O valores dos prêmios foram repassados à Receita pela própria direção do Bingo Arpoador. “Os dados são verdadeiros e oportunamente mostraremos os comprovantes”, afirma Ricardo Bruno, assessor de comunicação do Bingo Arpoador. Enquanto essa documentação não é apresentada, o que a Polícia Federal tem verificado é que todos os ganhadores habituais do Bingo Arpoador listados pela Receita negam ter recebido o que fora informado pelo bingo. O coronel reformado da Polícia Militar do Rio José Heleno de lmeida Barbosa declarou ao Fisco que em 1999 foi agraciado com prêmios que totalizaram R$ 170.178,00. Nada mau. Mas para o Coaf sua sorte ainda é maior. Segundo o relatório em poder da PF, apenas entre setembro e dezembro de 1999 o coronel recebeu R$ 252.442,30. E, de janeiro a agosto do ano passado, o PM teria embolsado mais R$ 347.178,08. “Guardo todos os recibos e posso provar o que ganhei”, revolta-se o policial, que foi chefe do Gabinete Militar do governador Leonel Brizola. A situação do empresário Humberto Luiz Cotta Júlio não é diferente. De acordo com a Receita, ele teria recebido R$ 632.071,84 entre outubro de 1999 e junho de 2000. “Não é verdade. Não ganhei mais que R$ 250 mil”, comemora. “Estamos diante de um crime. Pode ser sonegação fiscal ou até lavagem de dinheiro”, conclui o delegado Nogueira.

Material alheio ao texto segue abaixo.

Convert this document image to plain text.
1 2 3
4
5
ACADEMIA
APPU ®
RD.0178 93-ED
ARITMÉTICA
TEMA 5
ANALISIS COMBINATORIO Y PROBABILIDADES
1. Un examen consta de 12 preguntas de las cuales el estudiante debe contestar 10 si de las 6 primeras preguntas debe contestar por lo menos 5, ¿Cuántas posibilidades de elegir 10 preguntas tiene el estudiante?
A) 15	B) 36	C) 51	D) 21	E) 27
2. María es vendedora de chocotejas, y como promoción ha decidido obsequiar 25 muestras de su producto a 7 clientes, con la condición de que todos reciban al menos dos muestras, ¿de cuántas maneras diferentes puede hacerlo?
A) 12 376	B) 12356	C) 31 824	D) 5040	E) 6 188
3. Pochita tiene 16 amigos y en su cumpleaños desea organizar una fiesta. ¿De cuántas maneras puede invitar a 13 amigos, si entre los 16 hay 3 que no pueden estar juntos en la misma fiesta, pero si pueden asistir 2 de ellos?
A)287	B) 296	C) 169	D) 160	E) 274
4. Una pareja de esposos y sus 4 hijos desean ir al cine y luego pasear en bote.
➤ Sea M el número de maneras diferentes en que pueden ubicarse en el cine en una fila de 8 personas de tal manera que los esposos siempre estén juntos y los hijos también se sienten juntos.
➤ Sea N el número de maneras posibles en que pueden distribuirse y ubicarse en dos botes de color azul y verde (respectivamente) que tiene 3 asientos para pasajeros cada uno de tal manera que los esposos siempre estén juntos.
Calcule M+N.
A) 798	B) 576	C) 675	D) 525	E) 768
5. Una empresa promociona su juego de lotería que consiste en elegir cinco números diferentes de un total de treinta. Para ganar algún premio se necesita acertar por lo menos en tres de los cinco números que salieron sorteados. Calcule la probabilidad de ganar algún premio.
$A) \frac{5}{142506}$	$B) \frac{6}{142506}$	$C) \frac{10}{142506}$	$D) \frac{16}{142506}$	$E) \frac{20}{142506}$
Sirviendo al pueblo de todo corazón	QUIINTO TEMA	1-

As máquinas caça-níqueis ou bingo eletrônico também vêm chamando a atenção da PF e da Caixa. A CEF informa que todas essas máquinas são irregulares, embora muitas estejam em operação por causa de liminares obtidas na Justiça. Existem cerca de 600 mil dessas máquinas no Brasil. Em média, cada uma delas arrecada cerca de R$ 30 por dia, o que representa um movimento diário de R$ 18 milhões. Tentar coibir essa prática clandestina também era prioridade do ex-superintendente de Loterias da CEF. Dias antes de ser transferido para o setor de cartão de créditos, Alvim desencadeou um processo de licitação no valor de R$ 1,5 bilhão, com o objetivo de tornar online todo o processo de jogos da CEF, incluindo captura das apostas, transmissão de dados e processamento. A princípio, esse trabalho não iria afetar diretamente as máquinas caça-níqueis, mas estaria aberto o caminho para inseri-las no sistema. Enquanto essa licitação não se concretiza, os jogos da CEF são controlados pela multinacional de base americana Gtech, que para se adequar às novas regras precisaria fazer um investimento de aproximadamente US$ 200 milhões.